Hyperkalemia is defined as a serum potassium concentration HIGHER than 5mmol/L. Hyperkalemia may result from decreased excretion, excessive intake, or shift of potassium from INSIDE the cells to EXTRA-cellular space. Usually, a combination of factors is responsible. The most common scenario is a RENAL INsufficiency combined with excessive potassium supplements OR administration of certain drugs. Impaired kidney function is most prominent; excessive intake or extracellular shift is rarely the only cause.
Mild hyperkalemia is often without symptoms, although some patients may develop muscle weakness. Slow or chronic increase in potassium levels is less dangerous, as the kidneys eventually adapt by excreting more potassium. Sudden onset and rapid progression of hyperkalemia, on the other hand, can be fatal. Primary cause of mortality is the effect of potassium on cardiac functions. As potassium levels INcrease in the EXTRAcellular space, the MAGNITUDE of potassium gradient across the cell membrane is REDUCED, and so is the ABSOLUTE value of the resting membrane potential. Membrane voltage becomes less negative, moving closer to the threshold potential, making it EASIER to initiate an action potential. The effect this has on excitability of myocytes, however, is complex. While initial changes seem to increase myocyte excitability; further rise of potassium has the OPPOSITE effect. This is because the value of membrane potential at the onset of an action potential DETERMINES the number of voltage-gated sodium channels activated during depolarization. As this value becomes less negative in hyperkalemia, the number of available sodium channels DEcreases, resulting in a SLOWER influx of sodium and subsequently SLOWER impulse conduction.

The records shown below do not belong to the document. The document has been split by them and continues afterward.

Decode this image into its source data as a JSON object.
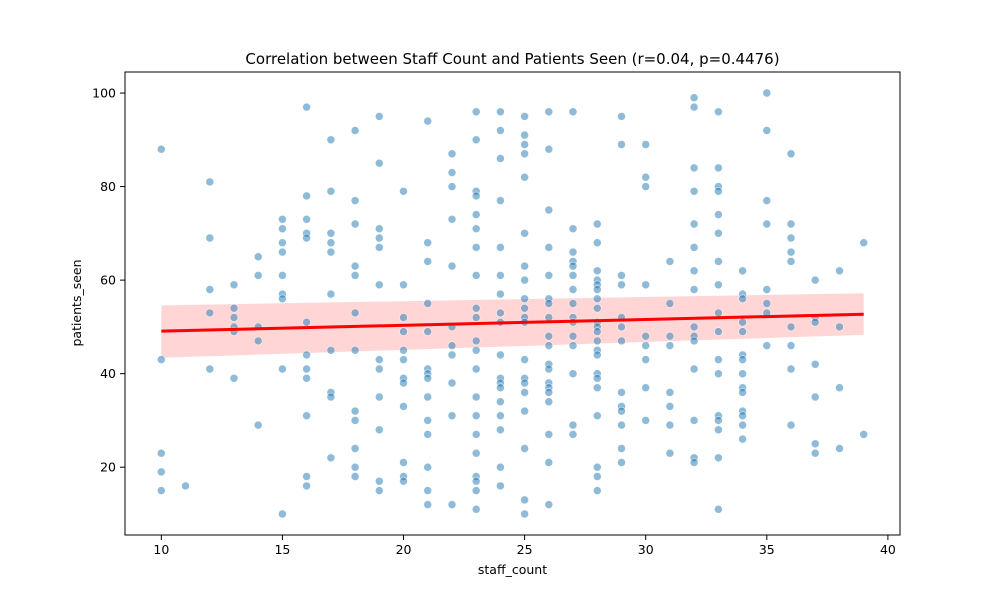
{
  "chart_data": {
    "type": "scatter",
    "title": "Correlation between Staff Count and Patients Seen (r=0.04, p=0.4476)",
    "xlabel": "staff_count",
    "ylabel": "patients_seen",
    "xlim": [
      8.5,
      40.5
    ],
    "ylim": [
      5.5,
      104.5
    ],
    "xticks": [
      10,
      15,
      20,
      25,
      30,
      35,
      40
    ],
    "yticks": [
      20,
      40,
      60,
      80,
      100
    ],
    "grid": false,
    "colors": {
      "points": "#1f77b4",
      "fit_line": "#ff0000",
      "confidence_band": "#ffb3b3"
    },
    "regression": {
      "x": [
        10,
        39
      ],
      "y": [
        49.1,
        52.7
      ],
      "ci_upper": [
        54.6,
        57.2
      ],
      "ci_lower": [
        43.4,
        48.3
      ]
    },
    "points": [
      [
        10,
        88
      ],
      [
        10,
        43
      ],
      [
        10,
        23
      ],
      [
        10,
        19
      ],
      [
        10,
        15
      ],
      [
        11,
        16
      ],
      [
        12,
        81
      ],
      [
        12,
        69
      ],
      [
        12,
        58
      ],
      [
        12,
        53
      ],
      [
        12,
        41
      ],
      [
        13,
        59
      ],
      [
        13,
        54
      ],
      [
        13,
        52
      ],
      [
        13,
        50
      ],
      [
        13,
        49
      ],
      [
        13,
        39
      ],
      [
        14,
        65
      ],
      [
        14,
        61
      ],
      [
        14,
        50
      ],
      [
        14,
        47
      ],
      [
        14,
        29
      ],
      [
        15,
        73
      ],
      [
        15,
        71
      ],
      [
        15,
        68
      ],
      [
        15,
        66
      ],
      [
        15,
        61
      ],
      [
        15,
        57
      ],
      [
        15,
        56
      ],
      [
        15,
        41
      ],
      [
        15,
        10
      ],
      [
        16,
        97
      ],
      [
        16,
        78
      ],
      [
        16,
        73
      ],
      [
        16,
        70
      ],
      [
        16,
        69
      ],
      [
        16,
        51
      ],
      [
        16,
        44
      ],
      [
        16,
        41
      ],
      [
        16,
        39
      ],
      [
        16,
        31
      ],
      [
        16,
        18
      ],
      [
        16,
        16
      ],
      [
        17,
        90
      ],
      [
        17,
        79
      ],
      [
        17,
        70
      ],
      [
        17,
        68
      ],
      [
        17,
        66
      ],
      [
        17,
        57
      ],
      [
        17,
        45
      ],
      [
        17,
        36
      ],
      [
        17,
        35
      ],
      [
        17,
        22
      ],
      [
        18,
        92
      ],
      [
        18,
        77
      ],
      [
        18,
        72
      ],
      [
        18,
        63
      ],
      [
        18,
        61
      ],
      [
        18,
        53
      ],
      [
        18,
        45
      ],
      [
        18,
        32
      ],
      [
        18,
        30
      ],
      [
        18,
        24
      ],
      [
        18,
        20
      ],
      [
        18,
        18
      ],
      [
        19,
        95
      ],
      [
        19,
        85
      ],
      [
        19,
        71
      ],
      [
        19,
        69
      ],
      [
        19,
        67
      ],
      [
        19,
        59
      ],
      [
        19,
        43
      ],
      [
        19,
        41
      ],
      [
        19,
        35
      ],
      [
        19,
        28
      ],
      [
        19,
        17
      ],
      [
        19,
        15
      ],
      [
        20,
        79
      ],
      [
        20,
        59
      ],
      [
        20,
        52
      ],
      [
        20,
        49
      ],
      [
        20,
        45
      ],
      [
        20,
        43
      ],
      [
        20,
        39
      ],
      [
        20,
        38
      ],
      [
        20,
        33
      ],
      [
        20,
        21
      ],
      [
        20,
        18
      ],
      [
        20,
        17
      ],
      [
        21,
        94
      ],
      [
        21,
        68
      ],
      [
        21,
        64
      ],
      [
        21,
        55
      ],
      [
        21,
        49
      ],
      [
        21,
        41
      ],
      [
        21,
        40
      ],
      [
        21,
        39
      ],
      [
        21,
        35
      ],
      [
        21,
        30
      ],
      [
        21,
        27
      ],
      [
        21,
        20
      ],
      [
        21,
        15
      ],
      [
        21,
        12
      ],
      [
        22,
        87
      ],
      [
        22,
        83
      ],
      [
        22,
        80
      ],
      [
        22,
        73
      ],
      [
        22,
        63
      ],
      [
        22,
        50
      ],
      [
        22,
        46
      ],
      [
        22,
        44
      ],
      [
        22,
        38
      ],
      [
        22,
        31
      ],
      [
        22,
        12
      ],
      [
        23,
        96
      ],
      [
        23,
        90
      ],
      [
        23,
        79
      ],
      [
        23,
        78
      ],
      [
        23,
        74
      ],
      [
        23,
        71
      ],
      [
        23,
        67
      ],
      [
        23,
        61
      ],
      [
        23,
        54
      ],
      [
        23,
        52
      ],
      [
        23,
        47
      ],
      [
        23,
        45
      ],
      [
        23,
        41
      ],
      [
        23,
        35
      ],
      [
        23,
        31
      ],
      [
        23,
        27
      ],
      [
        23,
        23
      ],
      [
        23,
        18
      ],
      [
        23,
        17
      ],
      [
        23,
        15
      ],
      [
        23,
        11
      ],
      [
        24,
        96
      ],
      [
        24,
        92
      ],
      [
        24,
        86
      ],
      [
        24,
        77
      ],
      [
        24,
        67
      ],
      [
        24,
        61
      ],
      [
        24,
        57
      ],
      [
        24,
        53
      ],
      [
        24,
        51
      ],
      [
        24,
        44
      ],
      [
        24,
        39
      ],
      [
        24,
        38
      ],
      [
        24,
        37
      ],
      [
        24,
        34
      ],
      [
        24,
        31
      ],
      [
        24,
        28
      ],
      [
        24,
        20
      ],
      [
        24,
        16
      ],
      [
        25,
        95
      ],
      [
        25,
        91
      ],
      [
        25,
        89
      ],
      [
        25,
        87
      ],
      [
        25,
        82
      ],
      [
        25,
        70
      ],
      [
        25,
        63
      ],
      [
        25,
        60
      ],
      [
        25,
        56
      ],
      [
        25,
        54
      ],
      [
        25,
        52
      ],
      [
        25,
        51
      ],
      [
        25,
        43
      ],
      [
        25,
        39
      ],
      [
        25,
        38
      ],
      [
        25,
        36
      ],
      [
        25,
        32
      ],
      [
        25,
        24
      ],
      [
        25,
        13
      ],
      [
        25,
        10
      ],
      [
        26,
        96
      ],
      [
        26,
        88
      ],
      [
        26,
        75
      ],
      [
        26,
        67
      ],
      [
        26,
        61
      ],
      [
        26,
        56
      ],
      [
        26,
        55
      ],
      [
        26,
        52
      ],
      [
        26,
        48
      ],
      [
        26,
        46
      ],
      [
        26,
        42
      ],
      [
        26,
        41
      ],
      [
        26,
        38
      ],
      [
        26,
        37
      ],
      [
        26,
        36
      ],
      [
        26,
        34
      ],
      [
        26,
        27
      ],
      [
        26,
        21
      ],
      [
        26,
        12
      ],
      [
        27,
        96
      ],
      [
        27,
        71
      ],
      [
        27,
        66
      ],
      [
        27,
        64
      ],
      [
        27,
        63
      ],
      [
        27,
        61
      ],
      [
        27,
        58
      ],
      [
        27,
        55
      ],
      [
        27,
        52
      ],
      [
        27,
        51
      ],
      [
        27,
        48
      ],
      [
        27,
        46
      ],
      [
        27,
        40
      ],
      [
        27,
        29
      ],
      [
        27,
        27
      ],
      [
        28,
        72
      ],
      [
        28,
        68
      ],
      [
        28,
        62
      ],
      [
        28,
        60
      ],
      [
        28,
        59
      ],
      [
        28,
        58
      ],
      [
        28,
        56
      ],
      [
        28,
        54
      ],
      [
        28,
        51
      ],
      [
        28,
        50
      ],
      [
        28,
        49
      ],
      [
        28,
        47
      ],
      [
        28,
        45
      ],
      [
        28,
        44
      ],
      [
        28,
        40
      ],
      [
        28,
        39
      ],
      [
        28,
        37
      ],
      [
        28,
        31
      ],
      [
        28,
        20
      ],
      [
        28,
        18
      ],
      [
        28,
        15
      ],
      [
        29,
        95
      ],
      [
        29,
        89
      ],
      [
        29,
        61
      ],
      [
        29,
        59
      ],
      [
        29,
        52
      ],
      [
        29,
        50
      ],
      [
        29,
        47
      ],
      [
        29,
        36
      ],
      [
        29,
        33
      ],
      [
        29,
        32
      ],
      [
        29,
        29
      ],
      [
        29,
        24
      ],
      [
        29,
        21
      ],
      [
        30,
        89
      ],
      [
        30,
        82
      ],
      [
        30,
        80
      ],
      [
        30,
        59
      ],
      [
        30,
        48
      ],
      [
        30,
        46
      ],
      [
        30,
        43
      ],
      [
        30,
        37
      ],
      [
        30,
        30
      ],
      [
        31,
        64
      ],
      [
        31,
        55
      ],
      [
        31,
        48
      ],
      [
        31,
        46
      ],
      [
        31,
        36
      ],
      [
        31,
        33
      ],
      [
        31,
        29
      ],
      [
        31,
        23
      ],
      [
        32,
        99
      ],
      [
        32,
        97
      ],
      [
        32,
        84
      ],
      [
        32,
        79
      ],
      [
        32,
        72
      ],
      [
        32,
        67
      ],
      [
        32,
        62
      ],
      [
        32,
        58
      ],
      [
        32,
        50
      ],
      [
        32,
        48
      ],
      [
        32,
        47
      ],
      [
        32,
        41
      ],
      [
        32,
        30
      ],
      [
        32,
        22
      ],
      [
        32,
        21
      ],
      [
        33,
        96
      ],
      [
        33,
        84
      ],
      [
        33,
        80
      ],
      [
        33,
        79
      ],
      [
        33,
        74
      ],
      [
        33,
        70
      ],
      [
        33,
        64
      ],
      [
        33,
        59
      ],
      [
        33,
        53
      ],
      [
        33,
        49
      ],
      [
        33,
        43
      ],
      [
        33,
        40
      ],
      [
        33,
        31
      ],
      [
        33,
        30
      ],
      [
        33,
        28
      ],
      [
        33,
        22
      ],
      [
        33,
        11
      ],
      [
        34,
        62
      ],
      [
        34,
        57
      ],
      [
        34,
        56
      ],
      [
        34,
        51
      ],
      [
        34,
        49
      ],
      [
        34,
        44
      ],
      [
        34,
        43
      ],
      [
        34,
        40
      ],
      [
        34,
        37
      ],
      [
        34,
        36
      ],
      [
        34,
        32
      ],
      [
        34,
        31
      ],
      [
        34,
        29
      ],
      [
        34,
        26
      ],
      [
        35,
        100
      ],
      [
        35,
        92
      ],
      [
        35,
        77
      ],
      [
        35,
        72
      ],
      [
        35,
        58
      ],
      [
        35,
        55
      ],
      [
        35,
        53
      ],
      [
        35,
        46
      ],
      [
        36,
        87
      ],
      [
        36,
        72
      ],
      [
        36,
        69
      ],
      [
        36,
        66
      ],
      [
        36,
        64
      ],
      [
        36,
        50
      ],
      [
        36,
        46
      ],
      [
        36,
        41
      ],
      [
        36,
        29
      ],
      [
        37,
        60
      ],
      [
        37,
        52
      ],
      [
        37,
        51
      ],
      [
        37,
        42
      ],
      [
        37,
        35
      ],
      [
        37,
        25
      ],
      [
        37,
        23
      ],
      [
        38,
        62
      ],
      [
        38,
        50
      ],
      [
        38,
        37
      ],
      [
        38,
        24
      ],
      [
        39,
        68
      ],
      [
        39,
        27
      ]
    ]
  }
}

In experimental models, ECG changes produced by hyperkalemia follow a typical pattern that correlates with serum potassium levels: peaked T-wave, P wave widens and flattens, PR interval lengthens, QRS complex widens and eventually blends with T-wave. In practice, however, this pattern is present only in a fraction of hyperkalemia patients and does NOT always correlate with potassium levels. This makes diagnosis on the basis of ECG alone very difficult. Given the dangerous nature of acute hyperkalemia, it must be suspected in any patient having new bradycardia or conduction block, especially in those with renal problems.
Severe hyperkalemia is treated in 3 steps:
– Calcium infusion is given to rapidly REVERSE conduction abnormalities. Calcium antagonizes the effect of potassium at the cellular level, stabilizing membrane potential. However, it does not remove potassium, and should not be used in the case of digoxin toxicity.
– Insulin is administered to stimulate the sodium/potassium pump, promoting INTRA-cellular shift of potassium.
– Hemodialysis is performed to remove potassium from the body.
Longer term treatment for hyperkalemia without conduction problems consists of reducing intake and increasing excretion.